Une avancée judiciaire majeure dans l'affaire Chahinez Daoud
La procédure engagée par la famille de Chahinez Daoud contre l'État pour faute lourde connaît un développement significatif devant le tribunal judiciaire de Paris. Début février, le juge de la mise en état a rejeté une nouvelle demande de sursis à statuer présentée par l'agent judiciaire de l'État, ouvrant ainsi la voie à un examen approfondi des dysfonctionnements ayant précédé la mort de la jeune femme.
Le refus du sursis à statuer
L'agent judiciaire de l'État souhaitait que le tribunal attende la décision de la cour d'assises d'appel de la Dordogne concernant Mounir Boutaa, l'époux de Chahinez Daoud, avant de se pencher sur les manquements des services de police et de justice. Dans son ordonnance, le juge a estimé qu'« il n'est pas de bonne administration de la justice d'attendre, à ce stade de la procédure, qu'il soit définitivement statué sur l'action publique ».
Cette décision permet à la procédure civile, engagée depuis 2024, d'avancer concrètement. Un calendrier a été fixé pour les conclusions des parties, avec une première audience prévue le 23 novembre prochain. Me Julien Plouton, avocat de la famille Daoud, se réjouit de cette avancée : « L'agent judiciaire de l'État va enfin devoir répondre sur le fond ».
Le contexte tragique de l'affaire
Chahinez Daoud a été brûlée vive par son mari Mounir Boutaa en mai 2021 à Mérignac, en banlieue bordelaise. Ce féminicide a provoqué une vive indignation et mis en lumière de graves dysfonctionnements. Des rapports de l'Inspection générale de la police nationale et d'une mission conjointe de l'Inspection générale de l'administration et de l'Inspection générale de la justice ont révélé un cocktail de négligences et de manques d'échanges d'informations concernant les plaintes déposées par la victime dans les mois précédant le crime.
Mounir Boutaa a été condamné en première instance, en mars dernier à Bordeaux, à la réclusion criminelle à perpétuité. Il a fait appel de ce verdict et sera rejugé du 23 au 27 novembre prochain à Périgueux.

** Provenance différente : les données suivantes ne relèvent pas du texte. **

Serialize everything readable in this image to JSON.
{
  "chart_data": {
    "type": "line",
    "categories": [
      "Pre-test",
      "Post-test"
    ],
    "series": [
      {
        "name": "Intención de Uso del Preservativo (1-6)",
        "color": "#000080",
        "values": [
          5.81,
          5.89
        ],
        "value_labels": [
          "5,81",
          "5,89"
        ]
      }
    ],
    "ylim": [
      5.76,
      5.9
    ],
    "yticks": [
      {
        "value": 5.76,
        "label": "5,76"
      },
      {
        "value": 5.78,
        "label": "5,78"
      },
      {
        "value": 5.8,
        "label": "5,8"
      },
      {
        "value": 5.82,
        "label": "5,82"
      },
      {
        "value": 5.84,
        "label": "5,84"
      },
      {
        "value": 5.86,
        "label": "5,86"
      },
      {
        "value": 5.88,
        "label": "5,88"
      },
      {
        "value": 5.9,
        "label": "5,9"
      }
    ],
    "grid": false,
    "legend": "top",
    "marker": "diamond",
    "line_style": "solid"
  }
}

Un revirement positif pour les familles de victimes
Me Julien Plouton qualifie cette décision de « revirement » significatif. « Elle abonde dans le sens des familles des victimes de féminicide, qui attendent des réponses qui ne doivent pas dépendre de l'instance pénale », insiste-t-il. Cette position contraste fortement avec une autre affaire récente traitée par la même juridiction.
L'incohérence dénoncée dans l'affaire Sandra Pla
En septembre dernier, dans le dossier de Sandra Pla – une jeune femme de 31 ans tuée en juillet 2021 à Bordeaux – le tribunal judiciaire de Paris a accordé un sursis à statuer à l'agent judiciaire de l'État. Celui-ci demandait que l'examen des manquements ne débute qu'après le procès en appel de Mickaël Falou, l'ancien conjoint condamné pour assassinat.
Me Elsa Crozatier, avocate des proches de Sandra Pla, dénonce cette incohérence : « La même question est posée à la même juridiction et on arrive à deux décisions radicalement différentes. L'incohérence est majeure. Pour les victimes, c'est inaudible ». Une audience est prévue le 1er juin dans ce dossier, où Me Crozatier entend « bien obtenir un calendrier sur le fond de notre action ».
Mickaël Falou, condamné à trente ans de réclusion criminelle par la cour d'assises de la Gironde en janvier dernier, doit être rejugé à Angoulême du 12 au 15 octobre prochain.
Cette divergence de traitement entre deux affaires similaires soulève des questions sur la cohérence des décisions judiciaires concernant la responsabilité de l'État dans les féminicides, alors que les familles cherchent des réponses et une reconnaissance des manquements institutionnels.